The world is more interdependent than ever, and our response to health emergencies must be as well. This is why I chose to become co-chair of the Global Preparedness Monitoring Board. Co-convened by the World Bank and the World Health Organization, the Board monitors and authoritatively reports on the state of global preparedness for pandemics and other health emergencies. In its first report in September 2019, the Board accurately predicted the immediate threat of a major respiratory pandemic that would cause many millions of deaths and damage the world economy.

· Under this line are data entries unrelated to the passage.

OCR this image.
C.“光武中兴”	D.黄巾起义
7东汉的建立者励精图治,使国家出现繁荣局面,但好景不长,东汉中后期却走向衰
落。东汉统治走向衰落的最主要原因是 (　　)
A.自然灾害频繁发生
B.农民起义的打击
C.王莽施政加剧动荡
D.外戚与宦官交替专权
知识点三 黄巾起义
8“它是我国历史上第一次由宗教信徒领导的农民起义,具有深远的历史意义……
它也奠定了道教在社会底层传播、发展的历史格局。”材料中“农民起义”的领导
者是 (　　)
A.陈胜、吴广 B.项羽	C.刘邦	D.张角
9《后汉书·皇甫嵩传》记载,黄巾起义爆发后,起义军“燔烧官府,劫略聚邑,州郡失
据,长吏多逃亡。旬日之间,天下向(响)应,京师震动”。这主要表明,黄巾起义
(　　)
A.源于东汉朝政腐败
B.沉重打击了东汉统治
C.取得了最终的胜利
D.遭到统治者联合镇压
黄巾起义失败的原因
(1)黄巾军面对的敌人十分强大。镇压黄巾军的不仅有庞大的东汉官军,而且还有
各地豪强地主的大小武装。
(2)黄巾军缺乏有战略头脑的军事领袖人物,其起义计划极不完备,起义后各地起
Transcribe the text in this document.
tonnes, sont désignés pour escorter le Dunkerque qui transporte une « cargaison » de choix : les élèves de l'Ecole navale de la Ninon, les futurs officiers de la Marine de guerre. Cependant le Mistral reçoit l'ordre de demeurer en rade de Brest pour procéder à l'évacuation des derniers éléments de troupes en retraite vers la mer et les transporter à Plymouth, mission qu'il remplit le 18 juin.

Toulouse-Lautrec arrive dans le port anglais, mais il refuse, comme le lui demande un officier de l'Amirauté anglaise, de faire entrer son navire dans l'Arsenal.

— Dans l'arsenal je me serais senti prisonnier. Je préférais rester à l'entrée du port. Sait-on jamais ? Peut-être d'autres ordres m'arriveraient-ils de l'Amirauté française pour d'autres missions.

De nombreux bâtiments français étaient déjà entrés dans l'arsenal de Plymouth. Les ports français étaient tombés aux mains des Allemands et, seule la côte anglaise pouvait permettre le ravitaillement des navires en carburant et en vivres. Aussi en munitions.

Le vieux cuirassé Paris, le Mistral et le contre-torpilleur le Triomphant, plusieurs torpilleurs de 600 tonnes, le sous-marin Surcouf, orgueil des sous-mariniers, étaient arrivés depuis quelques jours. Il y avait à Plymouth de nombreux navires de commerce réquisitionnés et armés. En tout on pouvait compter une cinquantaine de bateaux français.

Earlier this month, global leaders met on the sidelines of the UN General Assembly for a high-level meeting on pandemic prevention, preparedness, and response. In the lead-up to this meeting, the Board urged leaders to strengthen independent monitoring and accountability, which can provide critical information to diagnose gaps and weaknesses in preparedness and ensure that our investments follow the evidence and have the greatest impact. It can also help predict how well the health, education, trade, and other sectors will respond during a pandemic, so that we can improve their resilience. Independent monitoring can keep us mutually accountable to our collective goals and ensure that we don't fall behind.
Unfortunately, the political declaration that emerged from the meeting was not as robust as many of us advocated for, but the world must now look resolutely ahead. At this year’s General Assembly, countries discussed the progress toward a legally binding pandemic accord. It is imperative that leaders commit to reinvigorating these negotiations and including robust mechanisms for independent monitoring and accountability in it.
In a time when we are facing multiple intersecting crises, from conflict to climate change, it is easy for our collective focus to shift to other pressing geopolitical issues. But missing this moment would be a catastrophic mistake. We must recognize that global health is a human security issue, and forge a path together toward a better-prepared world.